Mais um LP em 1976. E um novo hiato hiato até agora, quando saiu o disco comemorativo de seus 70 anos, em meio a todas as festividades programadas pela Emi-Odeon. Um sucesso certo, a julgar por sua qualidade, pela repercussão da data e pelo peso dos convidados (Clementina de Jesus, Clara Nunes, Carlinhos Vergueiro, Djavan, Elis Regina, Gonzaguinha, MPB-4, etc.).

E depois? Quanto tempo levará até que o público recorde novamente esse que é um dos mais sensíveis e humanos retratistas do seu cotidiano? Meses? Anos?

Não importa. Adoniran seguirá mantendo seus rituais diários, resistindo obstinadamente à velhice e à acomodação. Continuará se apresentado pela periferia e pelo interior, em faculdades, escolas, prefeituras, entusiasmado com o público jovem que conquistou ("Até a criançada já me conhece!" - afirma, orgulhoso).

Não importa que volte dessas excursões exausto, desabe na cama e permaneça o dia e a noite toda recuperando as forças. E se alguém lhe perguntar se gosta da vida que leva, decerto ele responderá sinceramente que sim, talvez até acrescentando sua frase célebre: "Nóis ganha poco, mais nóis si diverti!"

A partir de 1972, Adoniran começa a trabalhar em televisão. No início eram apenas bicos como "cobaia" para testes de câmera.

Em seguida, começou a atuar em programas humorísticos como "Ceará Contra 007" e "Papai Sabe Nada" da TV Record, além de ter participado das novelas "Mulheres de Areia" e "Os Inocentes". Seu primeiro disco individual só foi gravado em 1974, seguido por outro em 1975, e o último em 1980, este com a participação de vários artistas: Djavan, Clara Nunes, Clementina de Jesus, Elis Regina, os grupos Talismã e MPB-4, entre outros, participaram do registro em homenagem aos seus 70 anos.

Uma de suas últimas composições é Tiro ao Álvaro, gravada por Elis Regina em 1980.



Centenário do Nascimento de João Rubinato
Dá licença de contar: o centenário do nascimento de João Rubinato, nome verdadeiro de Adoniran Barbosa, é apenas no dia 6 de agosto.
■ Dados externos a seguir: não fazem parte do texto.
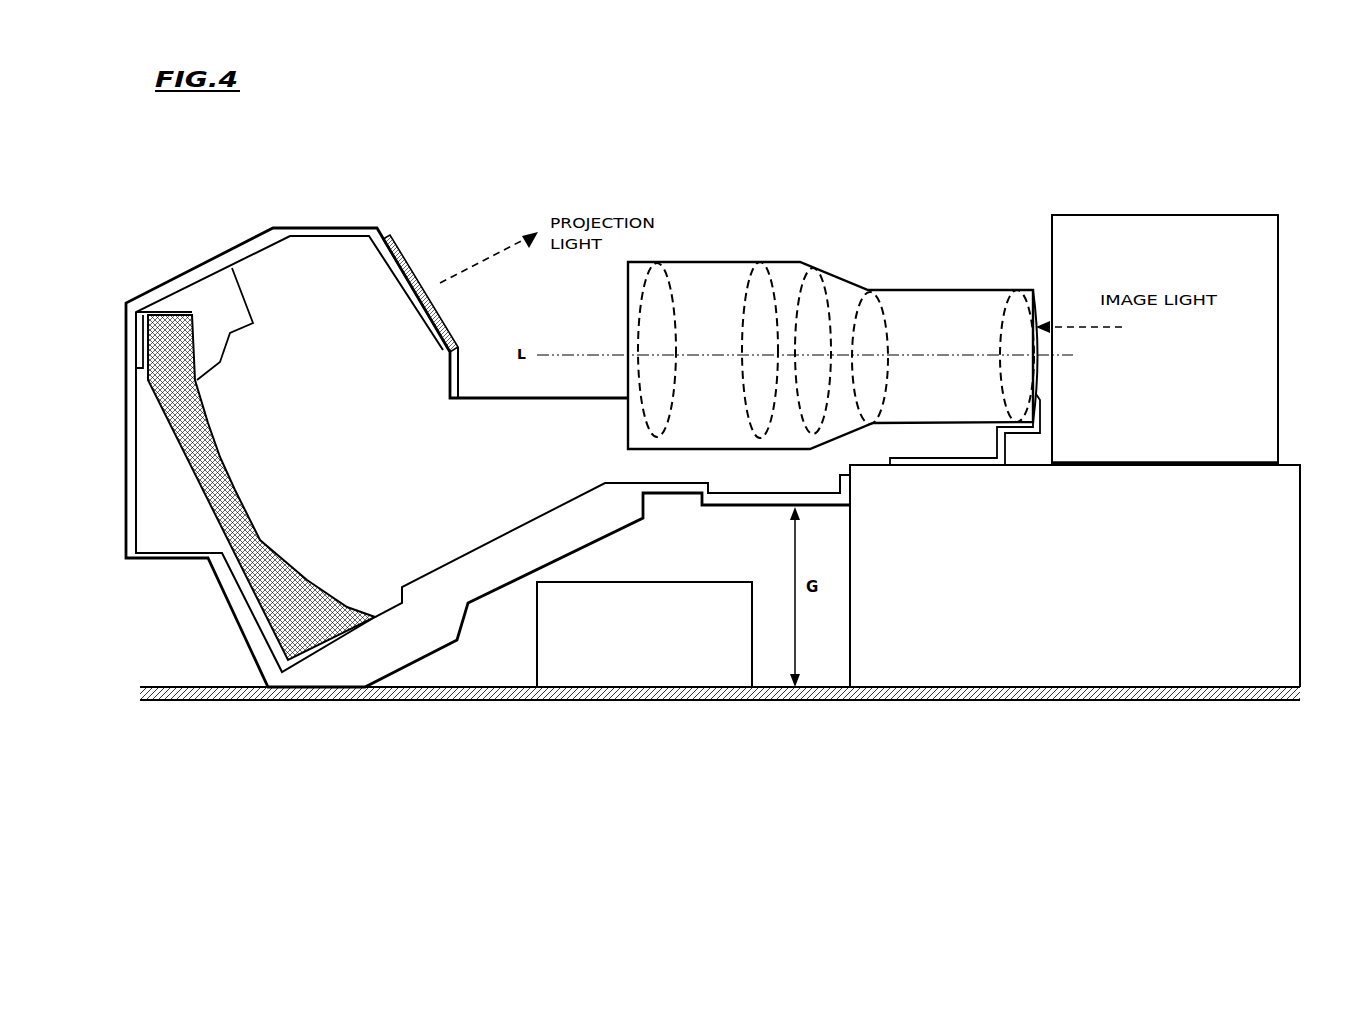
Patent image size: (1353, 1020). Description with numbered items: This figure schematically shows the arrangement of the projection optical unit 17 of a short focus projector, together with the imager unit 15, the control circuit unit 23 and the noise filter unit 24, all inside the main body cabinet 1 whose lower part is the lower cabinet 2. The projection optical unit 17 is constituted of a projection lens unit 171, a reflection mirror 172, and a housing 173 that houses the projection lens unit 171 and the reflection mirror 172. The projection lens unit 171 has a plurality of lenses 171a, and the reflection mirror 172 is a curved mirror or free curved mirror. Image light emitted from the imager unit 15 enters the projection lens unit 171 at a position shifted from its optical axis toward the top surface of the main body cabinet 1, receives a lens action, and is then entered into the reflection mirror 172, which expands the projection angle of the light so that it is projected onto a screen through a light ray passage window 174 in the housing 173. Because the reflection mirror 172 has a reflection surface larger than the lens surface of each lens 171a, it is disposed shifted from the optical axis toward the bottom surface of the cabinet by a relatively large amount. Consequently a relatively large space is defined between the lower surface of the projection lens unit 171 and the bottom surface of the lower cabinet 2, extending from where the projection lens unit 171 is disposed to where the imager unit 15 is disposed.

The main body cabinet 1 is at (278, 708).
The lower cabinet 2 is at (407, 702).
The imager unit 15 is at (1150, 222).
The projection optical unit 17 is at (330, 210).
The control circuit unit 23 is at (850, 642).
The noise filter unit 24 is at (645, 581).
The projection lens unit 171 is at (833, 303).
The lenses 171a is at (778, 286).
The reflection mirror 172 is at (240, 565).
The housing 173 is at (233, 250).
The light ray passage window 174 is at (408, 252).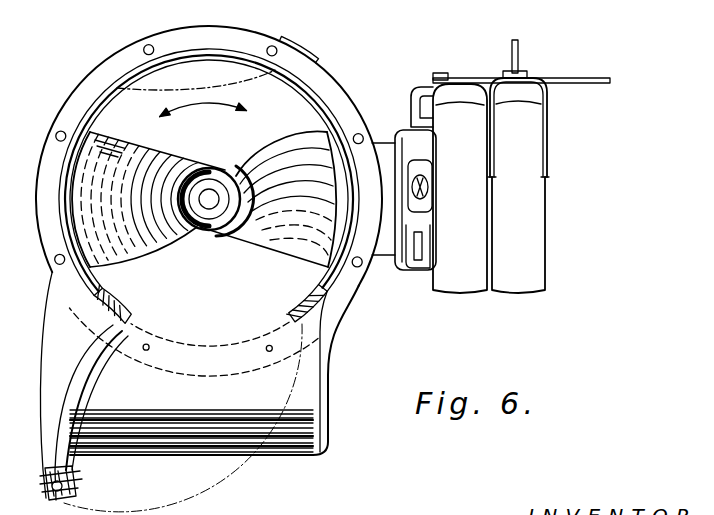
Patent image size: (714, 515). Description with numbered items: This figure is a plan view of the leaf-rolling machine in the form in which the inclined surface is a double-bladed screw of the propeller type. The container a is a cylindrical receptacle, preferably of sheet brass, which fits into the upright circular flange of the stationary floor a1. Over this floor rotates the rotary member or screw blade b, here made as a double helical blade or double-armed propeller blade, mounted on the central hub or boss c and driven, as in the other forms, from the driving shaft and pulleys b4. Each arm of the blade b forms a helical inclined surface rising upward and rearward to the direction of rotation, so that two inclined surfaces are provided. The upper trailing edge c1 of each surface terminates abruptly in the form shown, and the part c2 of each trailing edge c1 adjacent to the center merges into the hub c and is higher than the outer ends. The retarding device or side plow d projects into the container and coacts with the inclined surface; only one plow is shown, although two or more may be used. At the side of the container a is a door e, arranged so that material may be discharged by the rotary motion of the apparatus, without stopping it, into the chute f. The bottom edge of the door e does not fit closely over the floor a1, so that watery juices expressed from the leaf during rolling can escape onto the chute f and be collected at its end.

The container a is at (100, 107).
The stationary floor a1 is at (211, 398).
The rotary member or screw blade b is at (253, 243).
The pulleys b4 is at (491, 185).
The hub or boss c is at (213, 217).
The upper trailing edge c1 is at (140, 268).
The part of trailing edge adjacent to the center c2 is at (212, 172).
The retarding device or side plow d is at (163, 84).
The door e is at (80, 385).
The chute f is at (82, 403).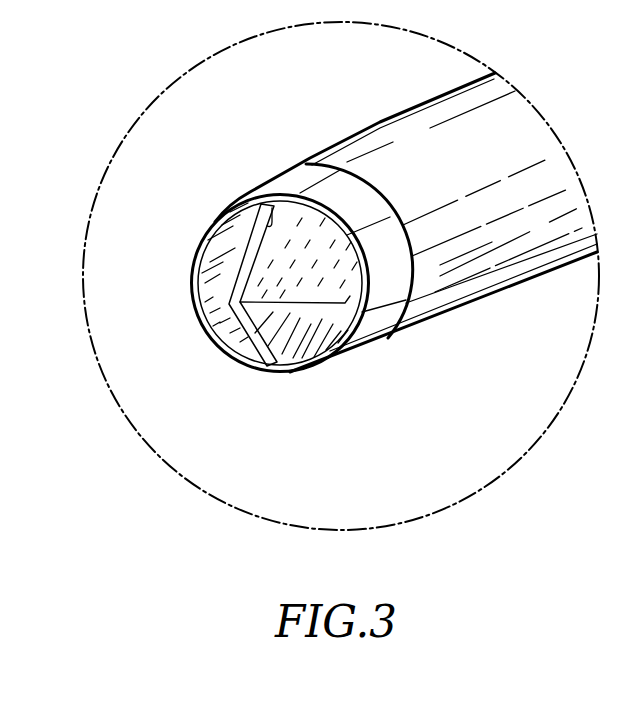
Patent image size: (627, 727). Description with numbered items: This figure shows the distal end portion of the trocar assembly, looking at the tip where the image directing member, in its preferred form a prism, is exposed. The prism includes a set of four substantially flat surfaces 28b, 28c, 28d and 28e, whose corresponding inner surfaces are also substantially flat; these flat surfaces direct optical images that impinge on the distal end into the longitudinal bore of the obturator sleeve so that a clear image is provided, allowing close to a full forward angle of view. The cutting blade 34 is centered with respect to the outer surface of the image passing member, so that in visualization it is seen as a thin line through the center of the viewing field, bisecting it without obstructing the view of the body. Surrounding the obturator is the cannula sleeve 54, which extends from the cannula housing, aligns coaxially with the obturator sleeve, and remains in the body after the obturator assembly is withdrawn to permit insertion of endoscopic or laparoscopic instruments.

The substantially flat surface 28b is at (220, 252).
The substantially flat surface 28c is at (298, 188).
The substantially flat surface 28d is at (303, 352).
The substantially flat surface 28e is at (216, 313).
The cutting blade 34 is at (227, 298).
The cannula sleeve 54 is at (450, 322).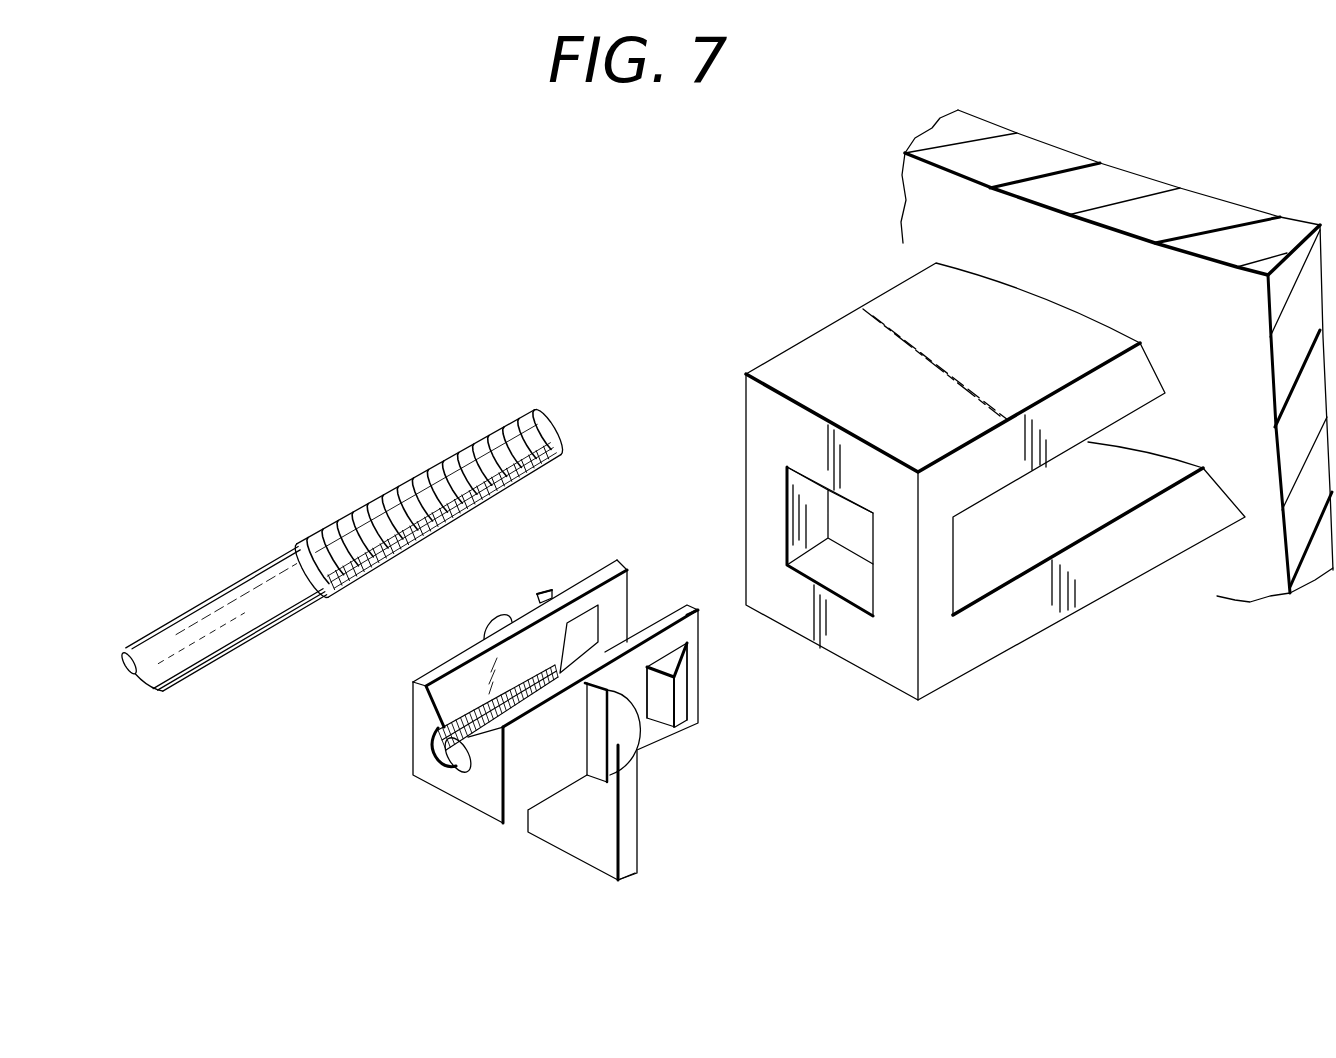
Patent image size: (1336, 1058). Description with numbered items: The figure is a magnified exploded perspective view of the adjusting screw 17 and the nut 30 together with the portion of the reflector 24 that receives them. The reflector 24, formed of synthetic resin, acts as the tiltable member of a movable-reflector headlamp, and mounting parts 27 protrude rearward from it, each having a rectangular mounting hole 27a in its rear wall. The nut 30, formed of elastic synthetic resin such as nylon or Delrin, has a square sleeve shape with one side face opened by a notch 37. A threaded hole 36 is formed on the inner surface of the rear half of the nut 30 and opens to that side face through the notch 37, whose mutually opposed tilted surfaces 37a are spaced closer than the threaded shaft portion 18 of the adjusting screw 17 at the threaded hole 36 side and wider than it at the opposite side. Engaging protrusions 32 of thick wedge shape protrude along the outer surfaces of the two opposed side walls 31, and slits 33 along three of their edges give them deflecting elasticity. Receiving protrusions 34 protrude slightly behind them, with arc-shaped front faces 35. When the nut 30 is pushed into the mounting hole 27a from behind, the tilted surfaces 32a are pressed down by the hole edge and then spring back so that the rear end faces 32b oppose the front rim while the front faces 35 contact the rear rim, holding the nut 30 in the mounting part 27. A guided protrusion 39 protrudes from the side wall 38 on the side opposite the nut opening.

Em janeiro/
2010, no entanto, São Paulo já começa a homenagear um dos artistas que mais lhe pa garam tributo. Músico e ator completaria 100 anos em agosto. Shows e biografia celebram sua obra a partir de janeiro de 2010...

O início das comemorações deu-se no fim de 2009, com o lançamento de uma agenda (Editora Anotações com Arte; 49 reais) que narra a história do compositor com textos e fotos inéditas — entre elas a da aliança feita por Adoniran com a corda mi de seu cavaquinho para presentear a mulher, Mathilde (fato perpetuado na música Prova de Carinho).

Em janeiro/2010 foi lançada a segunda edição de Adoniran — Uma Biografia (Editora Globo), escrita pelo jornalista Celso de Campos Jr. — uma novidade do livro são os roteiros dos programas de rádio nos quais ele encenava o personagem Charutinho, nos anos 50.

Pode-se dizer que Adoniran foi um artista multimídia bem antes da criação do termo. Ele atacou de cantor, compositor, humorista e ator dramático em rádio, TV, cinema e circo.

Em “Adoniran – Uma Biografia” (Editora Globo), o jornalista Celso de Campos Jr. conta as aventuras (e desventuras) deste filho de imigrantes italianos cujo nome de batismo era João Rubinato. E que, apesar de ter sido considerado “A Voz de São Paulo” pelo crítico literário Antônio Candido e de suas composições serem verdadeiras crônicas da cidade, ele não nasceu na capital.

O homem que popularizou o “paulistanês” – aquele sotaque ítalo-paulistano-caipira presente em suas músicas – nasceu em Valinhos, próximo a Campinas. “Mesmo que não tenha nascido aqui, Adoniran se incorporou àquela São Paulo de meados do século passado de um jeito extraordinário e soube sintetizá-la como poucos”, diz Cunha Jr., que faz uso no livro da ironia tão presente trajetória artística do Adoniran.

"Ele foi muito mais do que um compositor", diz Campos. "Ganhou cinco vezes o Prêmio Roquete Pinto como radioator da Record, estrelou filmes como O Cangaceiro, de Lima Barreto, e fez diversas novelas na Tupi."

Outros shows-homenagens aconteceram nos dias 23 a 25 de janeiro no Sesc Vila Mariana e no Sesc Ipiranga. Neste, o show, batizado de O Arnesto Nos Convidou, mistura grupos de samba de raiz com a velha guarda da Vai-Vai, da Camisa Verde e da Nenê de Vila Matilde.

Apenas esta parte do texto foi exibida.